Saturday, April 02, 2016

Man And Superman-Woody Allen’s Irrational Man


Man And Superman-Woody Allen’s Irrational Man

 
 
 
 
 
DVD Review

By Sam Lowell

Irrational Man, starring Joaquin Phoenix, Emily Stone, written and  directed by Woody Allen, 2015

Well Woody Allen is up to his old existential man tricks again, (and again and again) with his latest well what will we call it-philosophical drama, mystery drama, semi-romantic, semi-black comedy under review here, Irrational Man. Once again the madman actor/director/writer goes down into the mud to try to figure out what makes modern humankind tick. What is the meaning of life in a world beyond our control that has dogged old Woody since he started making films. They could be as high art as Annie Hall or Manhattan or somewhere in the middle like this one but Woody is always trying to pose some great question of existence when he puts his mind to a script. A lot of this film is rehash of earlier material but all lot is a different not quite serio-comic take on one modern man’s attempts to live in the modern world- and fail.      

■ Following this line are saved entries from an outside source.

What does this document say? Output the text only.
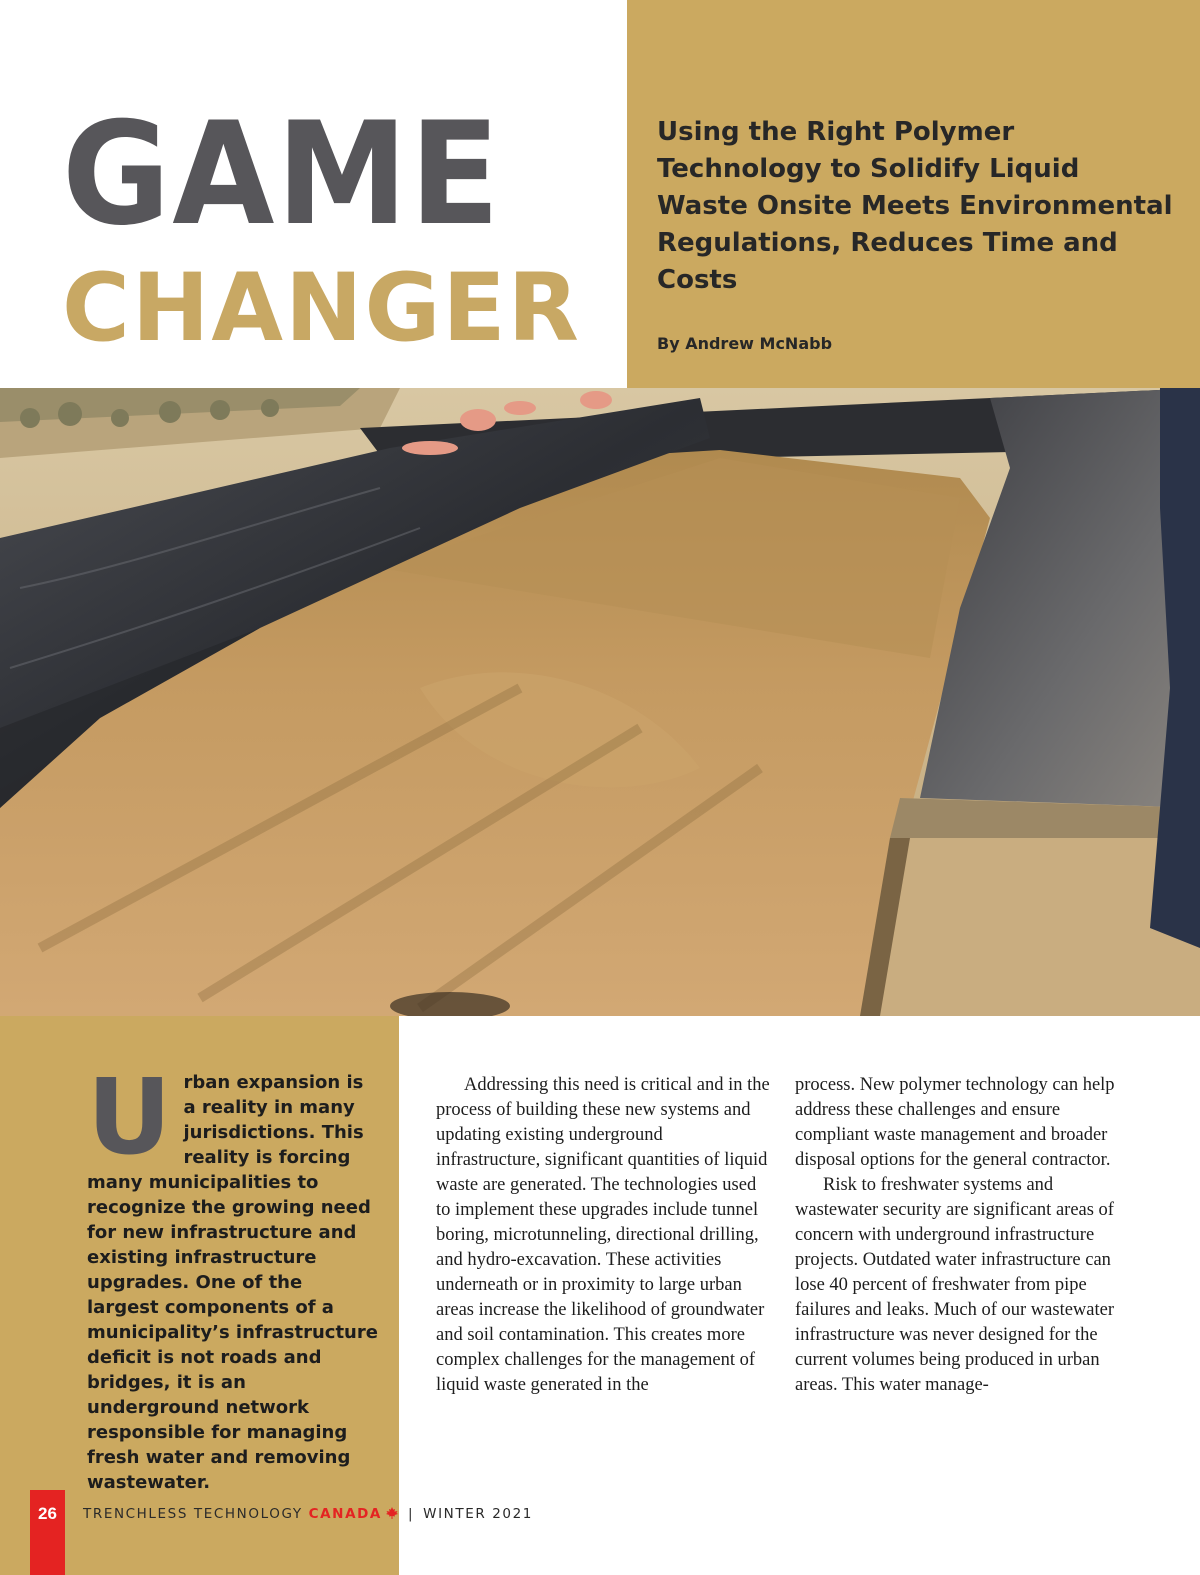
GAME
CHANGER

Using the Right Polymer Technology to Solidify Liquid Waste Onsite Meets Environmental Regulations, Reduces Time and Costs

By Andrew McNabb

Urban expansion is a reality in many jurisdictions. This reality is forcing many municipalities to recognize the growing need for new infrastructure and existing infrastructure upgrades. One of the largest components of a municipality’s infrastructure deficit is not roads and bridges, it is an underground network responsible for managing fresh water and removing wastewater.

Addressing this need is critical and in the process of building these new systems and updating existing underground infrastructure, significant quantities of liquid waste are generated. The technologies used to implement these upgrades include tunnel boring, microtunneling, directional drilling, and hydro-excavation. These activities underneath or in proximity to large urban areas increase the likelihood of groundwater and soil contamination. This creates more complex challenges for the management of liquid waste generated in the

process. New polymer technology can help address these challenges and ensure compliant waste management and broader disposal options for the general contractor.

Risk to freshwater systems and wastewater security are significant areas of concern with underground infrastructure projects. Outdated water infrastructure can lose 40 percent of freshwater from pipe failures and leaks. Much of our wastewater infrastructure was never designed for the current volumes being produced in urban areas. This water manage-

26	TRENCHLESS TECHNOLOGY CANADA | WINTER 2021
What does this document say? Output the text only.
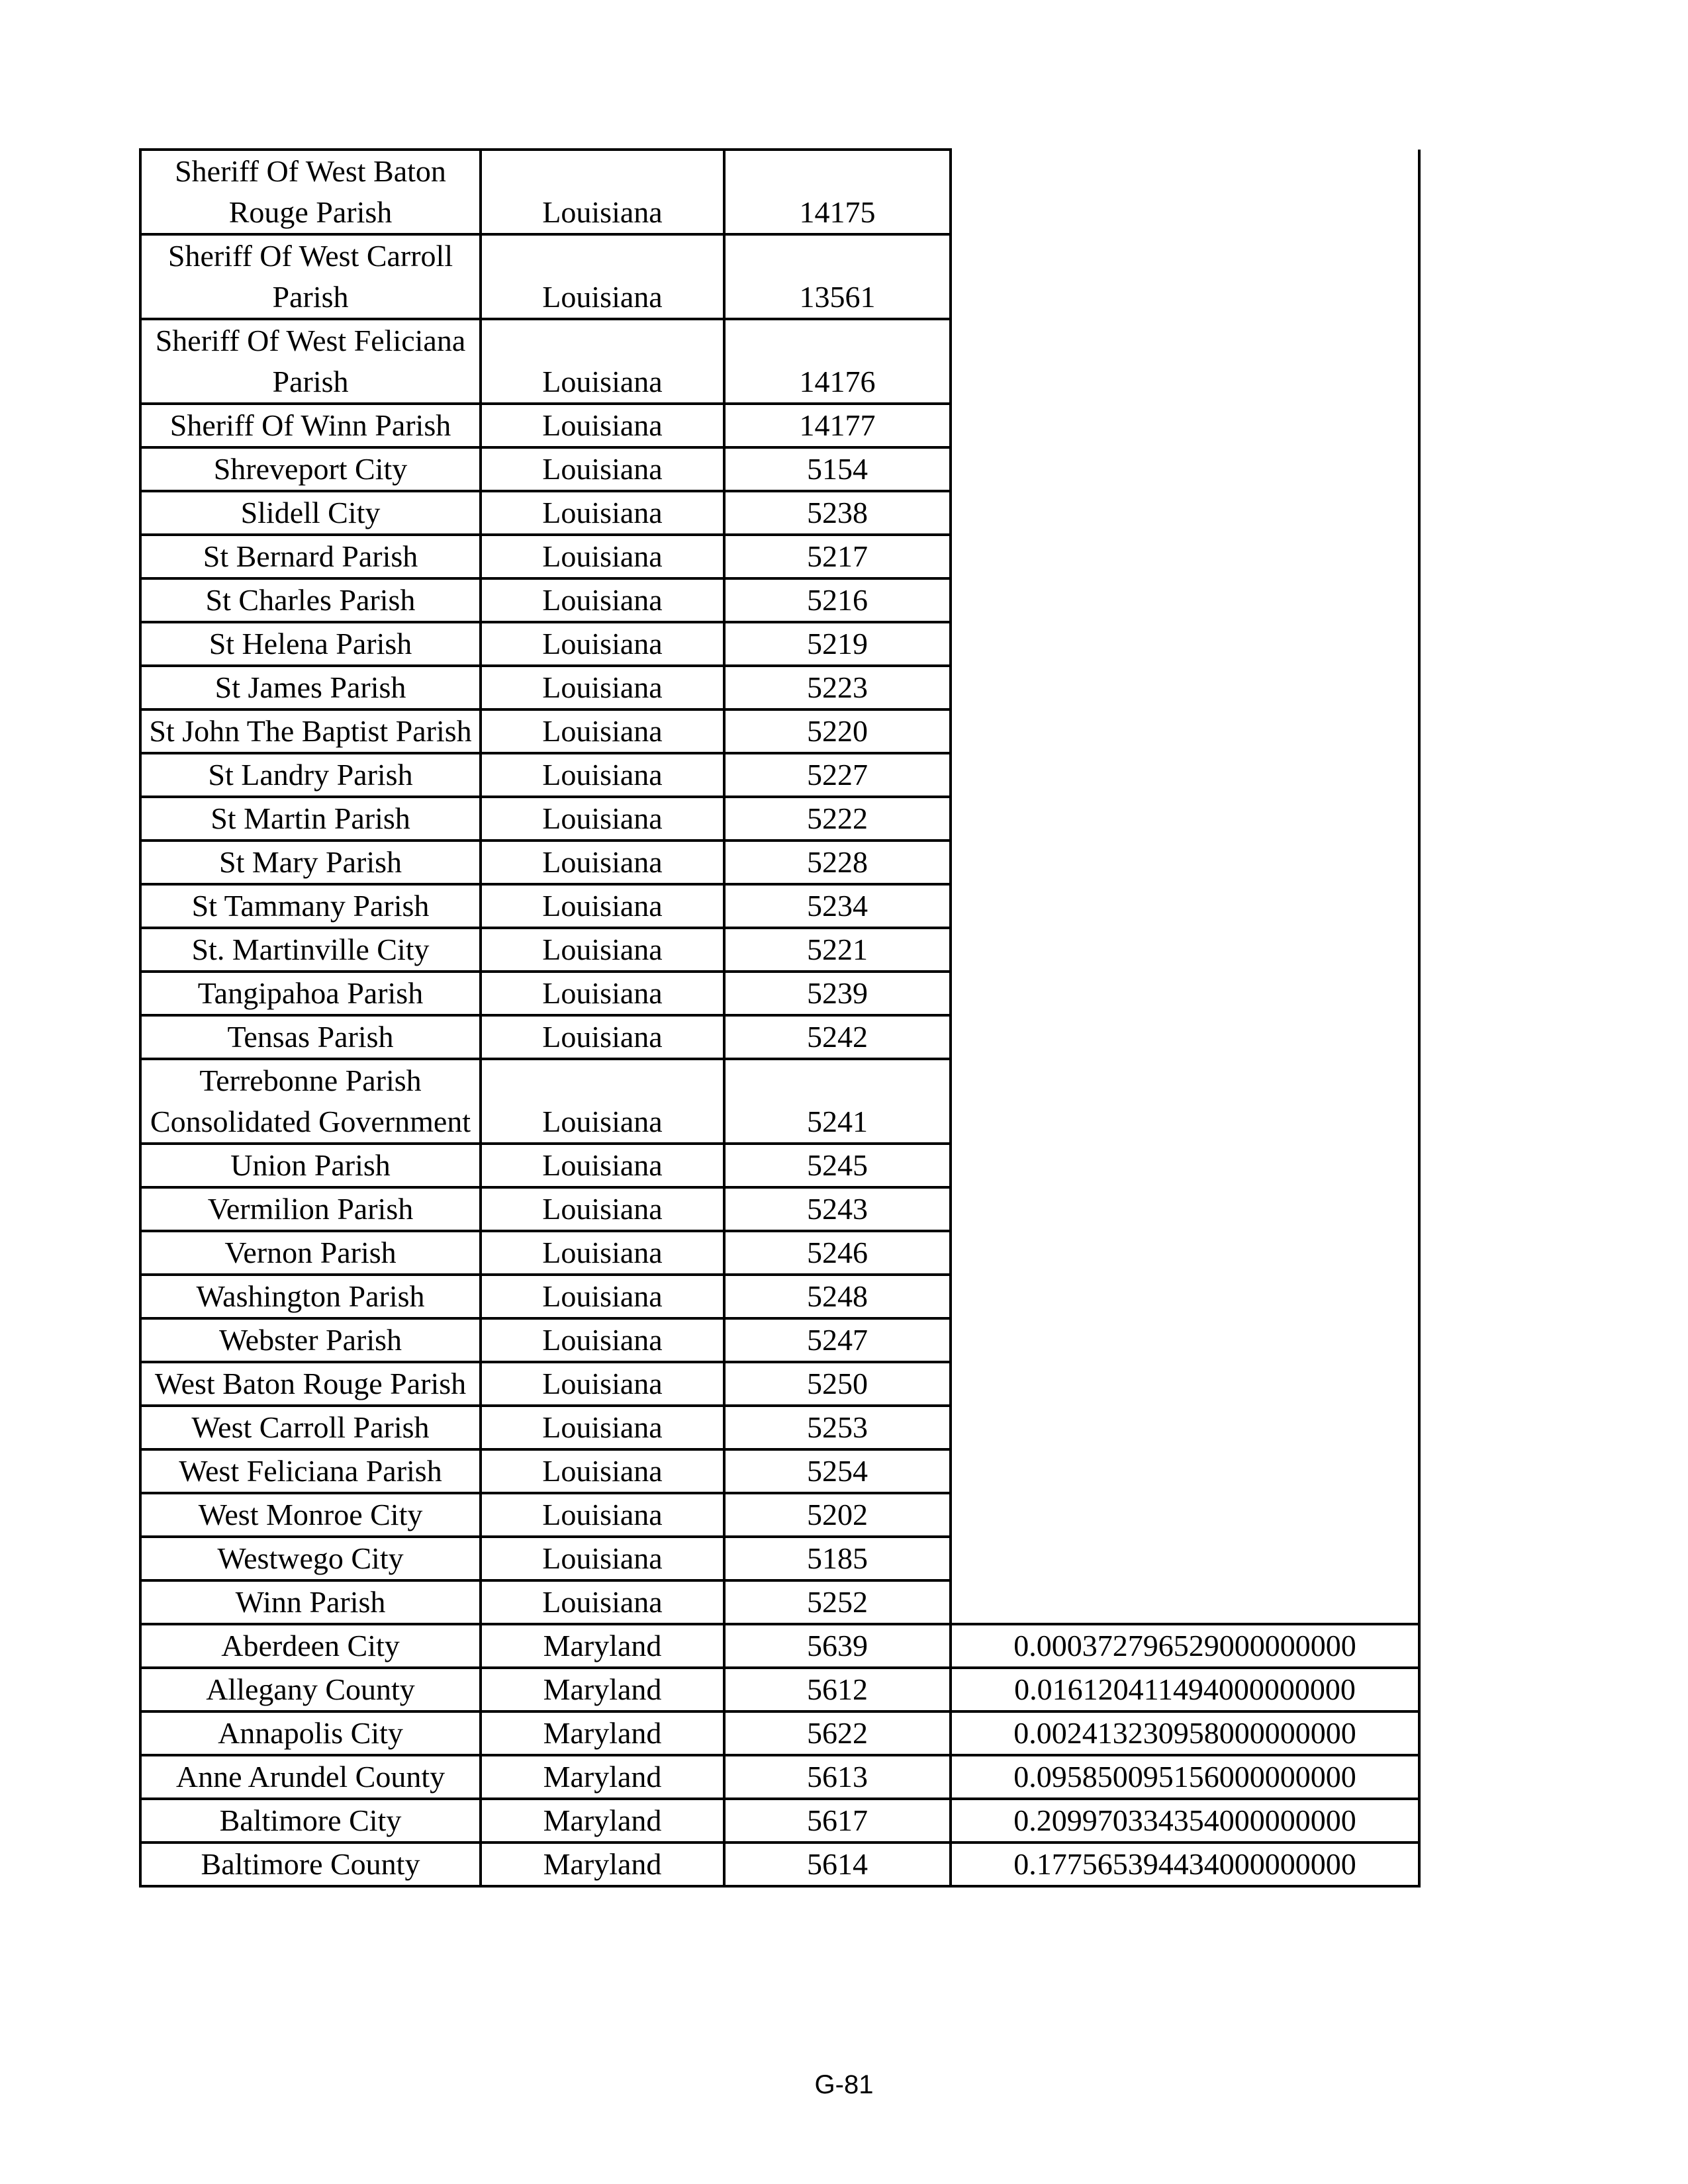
Sheriff Of West Baton Rouge Parish	Louisiana	14175	
Sheriff Of West Carroll Parish	Louisiana	13561	
Sheriff Of West Feliciana Parish	Louisiana	14176	
Sheriff Of Winn Parish	Louisiana	14177	
Shreveport City	Louisiana	5154	
Slidell City	Louisiana	5238	
St Bernard Parish	Louisiana	5217	
St Charles Parish	Louisiana	5216	
St Helena Parish	Louisiana	5219	
St James Parish	Louisiana	5223	
St John The Baptist Parish	Louisiana	5220	
St Landry Parish	Louisiana	5227	
St Martin Parish	Louisiana	5222	
St Mary Parish	Louisiana	5228	
St Tammany Parish	Louisiana	5234	
St. Martinville City	Louisiana	5221	
Tangipahoa Parish	Louisiana	5239	
Tensas Parish	Louisiana	5242	
Terrebonne Parish Consolidated Government	Louisiana	5241	
Union Parish	Louisiana	5245	
Vermilion Parish	Louisiana	5243	
Vernon Parish	Louisiana	5246	
Washington Parish	Louisiana	5248	
Webster Parish	Louisiana	5247	
West Baton Rouge Parish	Louisiana	5250	
West Carroll Parish	Louisiana	5253	
West Feliciana Parish	Louisiana	5254	
West Monroe City	Louisiana	5202	
Westwego City	Louisiana	5185	
Winn Parish	Louisiana	5252	
Aberdeen City	Maryland	5639	0.000372796529000000000
Allegany County	Maryland	5612	0.016120411494000000000
Annapolis City	Maryland	5622	0.002413230958000000000
Anne Arundel County	Maryland	5613	0.095850095156000000000
Baltimore City	Maryland	5617	0.209970334354000000000
Baltimore County	Maryland	5614	0.177565394434000000000
G-81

So take one Abe Lucas (played by Joaquin Phoenix last seen in this space as a drug-strung out Johnny Cash hounding Reese Witherspoon as June Carter for her hand in marriage), well-travelled, well-worn and well world-wearied college professor, a philosophy professor of course, a rock star in his profession and not some lowly adjunct being paid per course (although off of his teaching technique and style in the film maybe he should have been in that latter category) who as part of his never-ending mid-life existential crisis number 27 is slumming teaching at a small elite college in Rhode Island for the summer(Brown one would guess although the locale given was Newport so go figure except the occasional ocean scenes are spectacular). He carries his existential angst baggage with him of course.

That baggage entails a weariness with life, that middle age life problem everybody faces dressed up as angst, alienation, ennui and, hell, why not throw in hubris (or the film’s background music all instrumental to set the tone). Along the way we get a tour of the various currents in 19th and 20th century philosophy especially the Sartre-de Beauvoir-driven existentialism popular in Europe in the post-World War II period. Old Abe is bored, frustrated, blocked and temporally sexually impotent (with emphasis on the temporary). So naturally a good-looking philosophy professor with rock star quality is irresistibly attractive first to a fellow female professor and the big prize of every male college professor’s sexual fantasy dream, that budding co-ed who is ready willing and able to jump into bed with him, Jill, played by fetching Emma Stone.

That part is straight up college romance stuff and not enough these days to get anything but a yawn (or a review before the faculty board for corrupting the morals of the youth, the female youth and therefore a violation against the unwritten law of intergenerational sex). What jumps this one up after the long sexual foreplay before Abe and Jill hit the sheets is that Abe has an epiphany- gets religion at the local diner after overhearing some poor bedraggled woman speaking about how she is getting screwed over by the justice system in her divorce by a corrupt judge friendly to her husband’s case. That overheard conversation gets Abe’s juices flowing (literally as he jumps in the hay with that smitten fellow professor who had been trying to jump his bones during his temporary impotency). He decides to be not merely man but superman, decides to play God and change that woman’s fate-for the better of course. Kill the judge and end the misery.        

 And old Abe does so with poison after stalking the judge. Of course Jill who overheard that same diner conversation was shocked when she heard that the judge had died unexpectedly of what at first was called a heart attack then murder, murder most foul, murder by poison. Then as always the pieces started falling together. As always as well crime doesn’t pay, the criminal must pay the cinematic price for his foul deed, and Jill finally figures that Abe did that misbegotten judge in. She, middle class and conventional at heart, had no truck with some Nietzsche-crazed idea and tells Abe to turn himself in, or else. The “or else” is what Abe opted for trying to kill dear Jill in an elevator mishap. But rough justice will out in the end in this wicked old world sometimes and in the scuffle to throw Jill down the waiting elevator shaft Abe took the fall from Eden. And Jill, well, Jill is wiser for the experience. Enough of irrational supermen for her. Yeah, Woody was up to his old tricks- again.